Aetna has reported strong financial performance in the past few quarters amidst lower medical cost trends and robust operating performance. That company could get a boost from growth in Medicaid and Medicare, bolstered by the Affordable Care Act (ACA). According to Centers for Medicare and Medicaid Services, U.S. health spending in 2014 will rise 7.4%, “some 2.1 percentage points faster than in the absence of (ACA) reform”. The rate will moderate to a still-robust 6.2% per year in the period between 2015 and 2021. In addition, the company’s expanding health services segment is supporting its strong operational performance. Aetna is also well positioned for growth in international markets, most notably in Indiaand China. In this light, the company recently announced a partnership with Swiss Life Holding AG that will enable Aetna to offer its healthcare benefits through an international network of some 60 insurers operating in 70 countries. The stock also appears to be a good value.
Inter Parfums’ stock has been a star performer over the past 12 months. This company is a global marketer of prestige perfumes and beauty products.
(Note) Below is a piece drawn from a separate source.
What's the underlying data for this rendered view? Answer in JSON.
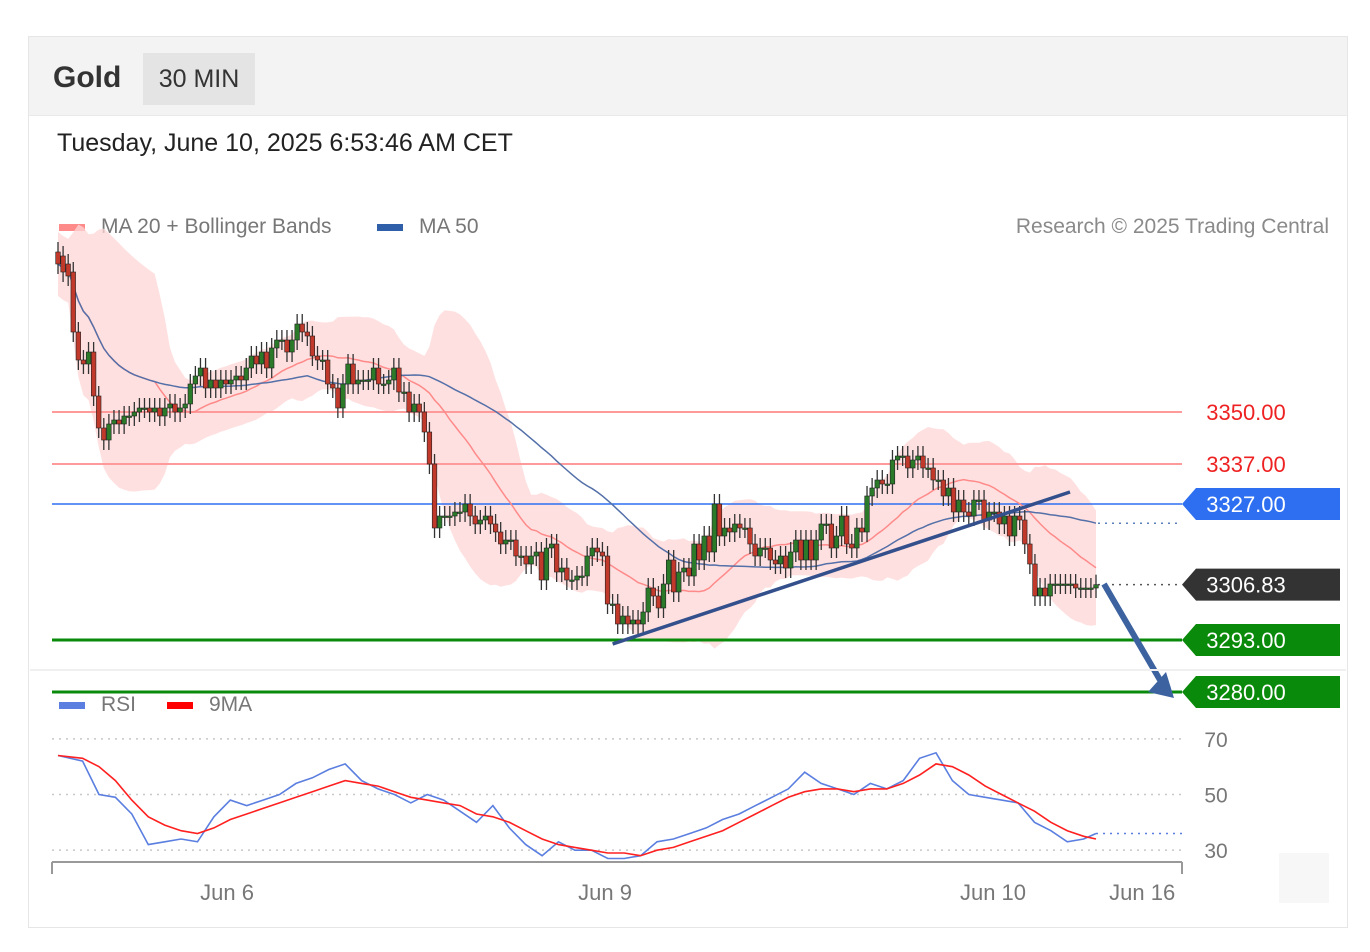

Some of its best-performing brands include Boucheron, Montblanc, and Jimmy Choo. One of its large customers, Burberry, exercised option to buy out its license last year for $239 million. Thus, excluding Burberry, the company will have realized a 22.7% sales CAGR between 2009 and 2013. This year alone, its net sales are expected to increase close to 16%. Last year’s sales at Inter Parfums were the company’s highest on record. (However, including Burberry, the company’s net sales in 2013 will be down 22%.) The company has a high gross margin of 63% and an EBIDTA margin of 33%. Relevantly, it does not owe any long-term debt. The company’s operational performance in the long-run is driven by a 10+% internal annual revenue growth target and an EPS growth target of 12%-to-15% per year. The company also looks to grow through acquisitions. As regards its dividend, while IPAR’s dividend payout ratio is the highest among the stocks mentioned here, it still leaves room for dividend growth in the future.
In summary, a momentum investing strategy can complement dividend investing strategies. However, any stock selection requires extensive due diligence that looks beyond momentum alone. As discussed above, some stocks with currently high momentum may also be attractive based on potential dividend growth in the future.